We have sets S₁, S₂, ..., S_n. These sets do not have to be disjoint. Our task is to select a representative member for each set, such that the total number of elements selected is as small as possible. One element may be present in more than one set, and can represent all the sets it is included in. Is there an algorithm to solve this efficiently?

Answer 1

It is easier to answer this question after restatement: let the original sets S₁, S₂, ..., S_n be elements of the universe and let the original set members be sets themselves: T₁, T₂, ..., T_m (where T_i contains elements {S_j} which are the original sets containing corresponding member).

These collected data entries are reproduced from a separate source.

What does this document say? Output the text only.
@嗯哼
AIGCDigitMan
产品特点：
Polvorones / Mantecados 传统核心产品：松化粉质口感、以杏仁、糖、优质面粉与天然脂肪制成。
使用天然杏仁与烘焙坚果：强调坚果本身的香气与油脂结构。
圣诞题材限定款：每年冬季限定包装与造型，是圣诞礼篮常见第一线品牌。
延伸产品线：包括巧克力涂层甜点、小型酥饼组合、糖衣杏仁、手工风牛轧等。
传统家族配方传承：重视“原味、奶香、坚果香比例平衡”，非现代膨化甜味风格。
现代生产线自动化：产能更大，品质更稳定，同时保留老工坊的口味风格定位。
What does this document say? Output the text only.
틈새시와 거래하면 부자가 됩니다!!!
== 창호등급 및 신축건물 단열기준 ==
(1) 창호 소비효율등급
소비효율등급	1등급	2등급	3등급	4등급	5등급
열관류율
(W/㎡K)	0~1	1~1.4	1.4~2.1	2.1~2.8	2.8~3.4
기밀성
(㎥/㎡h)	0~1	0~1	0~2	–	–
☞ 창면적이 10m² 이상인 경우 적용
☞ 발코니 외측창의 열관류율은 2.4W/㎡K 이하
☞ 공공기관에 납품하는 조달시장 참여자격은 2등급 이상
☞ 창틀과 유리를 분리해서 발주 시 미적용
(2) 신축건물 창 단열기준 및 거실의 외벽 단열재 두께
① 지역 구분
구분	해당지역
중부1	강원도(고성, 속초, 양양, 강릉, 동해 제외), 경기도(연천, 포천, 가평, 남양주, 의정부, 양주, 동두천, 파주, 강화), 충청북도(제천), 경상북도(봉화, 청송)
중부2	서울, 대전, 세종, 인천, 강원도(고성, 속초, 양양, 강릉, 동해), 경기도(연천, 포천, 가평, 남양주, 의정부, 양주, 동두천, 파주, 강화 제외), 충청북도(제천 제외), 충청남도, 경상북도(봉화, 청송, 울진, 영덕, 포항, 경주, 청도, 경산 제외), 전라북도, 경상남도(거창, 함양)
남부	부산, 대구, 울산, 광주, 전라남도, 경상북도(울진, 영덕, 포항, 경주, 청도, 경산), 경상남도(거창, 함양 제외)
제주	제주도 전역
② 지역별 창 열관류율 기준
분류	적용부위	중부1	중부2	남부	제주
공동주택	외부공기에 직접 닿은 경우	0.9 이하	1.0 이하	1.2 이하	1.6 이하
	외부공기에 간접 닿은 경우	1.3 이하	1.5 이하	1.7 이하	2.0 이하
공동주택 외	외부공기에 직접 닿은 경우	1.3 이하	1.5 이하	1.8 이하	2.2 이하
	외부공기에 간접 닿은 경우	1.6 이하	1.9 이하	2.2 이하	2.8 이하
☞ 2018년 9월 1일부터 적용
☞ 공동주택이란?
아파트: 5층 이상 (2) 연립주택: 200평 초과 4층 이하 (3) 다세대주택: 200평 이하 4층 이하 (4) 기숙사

Now we have to cover universe S₁, S₂, ..., S_n with sets T₁, T₂, ..., T_m. Which is exactly Set cover problem. It is a well known NP-hard problem, so there is no algorithm to solve it efficiently (unless P=NP, as theorists usually say). As you can see from Wikipedia page, there is a greedy approximation algorithm; it is efficient, but approximation ratio is not very good.

Answer 2

I'm assuming that by "efficiently," you mean in polynomial time.

Evgeny Kluev is correct, the problem is NP-hard. The decision version of it is known as the hitting set problem and was shown to be what we now call NP-complete soon after the introduction of that concept. While it's true that Evgeny's reduction is from the hitting set problem to the set cover problem, it's not hard to see an explicit inverse reduction.

Given a set C={C₁,C₂,...C_m} whose union is U={u₁,u₂,...,u_n}, we want to find a minimal-cardinality subset C' whose union is also equal to U. Define S_i in your initial problem as {C_j in C | u_i is an element of C_j}. The minimum hitting set of S={S₁,S₂,...,S_n} is then equal to our desired C'.